Ну и вот... а Евгений Петрович все эти годы хронически на меня дулся за то, что я уделяю ему мало времени. Он был холоден, сдержан, обижен. Я не могу выносить, когда на меня дуются! На меня нападает тоска, это мешает работе. Иногда ночью – это было давно, в первые годы,– я начинала плакать, он слышал, но никогда не подходил, чтоб утешить, успокоить. Кажется, это приносило ему хоть некоторое удовлетворение. Найдя мое уязвимое место, он нашел способ мести, которым и пользовался до последнего дня. У меня была любимая работа – мое искусство, которое принесло мне славу, почти мировую, но у меня никогда не было личного счастья. У него, конечно, тоже не было... Последнее время мы дошли до открытой неприязни.

С Виктором все не так. Он любит во мне артистку, уважает мой труд. И... ничего не требует для себя. Женщине так необходимо, чтоб ее любили. Каждому человеку, вероятно... Ты... приласкай отца... Он... ему будет сейчас одиноко. Он уязвлен в своем тщеславии. До сих пор не решился сказать об этом на работе. Стесняется. Мне жаль его, признаться. Но я больше не могу. Мне нужно хоть немножко счастья. Отогреться. Мы плохо жили... Каждый думал только о себе. Ну вот...

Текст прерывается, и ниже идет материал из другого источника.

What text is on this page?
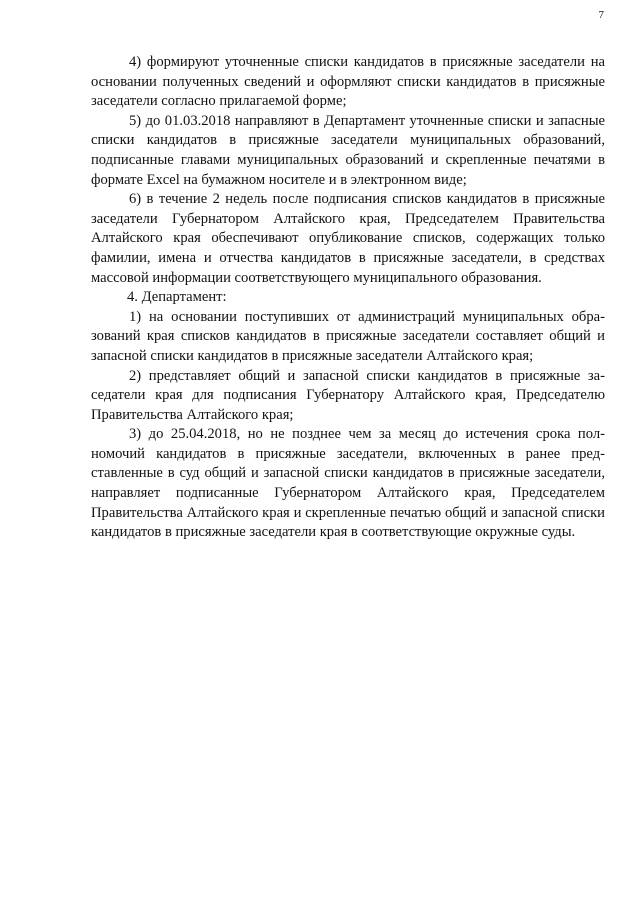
7

4) формируют уточненные списки кандидатов в присяжные заседатели на основании полученных сведений и оформляют списки кандидатов в присяжные заседатели согласно прилагаемой форме;

5) до 01.03.2018 направляют в Департамент уточненные списки и запасные списки кандидатов в присяжные заседатели муниципальных образований, подписанные главами муниципальных образований и скрепленные печатями в формате Excel на бумажном носителе и в электронном виде;

6) в течение 2 недель после подписания списков кандидатов в присяжные заседатели Губернатором Алтайского края, Председателем Правительства Алтайского края обеспечивают опубликование списков, содержащих только фамилии, имена и отчества кандидатов в присяжные заседатели, в средствах массовой информации соответствующего муниципального образования.

4. Департамент:

1) на основании поступивших от администраций муниципальных образований края списков кандидатов в присяжные заседатели составляет общий и запасной списки кандидатов в присяжные заседатели Алтайского края;

2) представляет общий и запасной списки кандидатов в присяжные заседатели края для подписания Губернатору Алтайского края, Председателю Правительства Алтайского края;

3) до 25.04.2018, но не позднее чем за месяц до истечения срока полномочий кандидатов в присяжные заседатели, включенных в ранее представленные в суд общий и запасной списки кандидатов в присяжные заседатели, направляет подписанные Губернатором Алтайского края, Председателем Правительства Алтайского края и скрепленные печатью общий и запасной списки кандидатов в присяжные заседатели края в соответствующие окружные суды.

Ты, Марфа, кажется, умна. Это хорошо. Будешь меня навещать. Вот мой телефон... Смотри, я записываю здесь.– И Любовь Даниловна сама записала номер своего нового телефона на паспарту одной из гравюр.– А это тебе приготовили одежду. Переоденься при мне. Хочу взглянуть, идет ли тебе.– Она указала на многочисленные свертки, сваленные прямо на постель.

Марфенька со стесненным сердцем послушно встала и переоделась.

– Тебе идет клетчатое,– заметила Любовь Даниловна и, раскрыв замшевую сумочку, вынула из нее маленький футлярчик.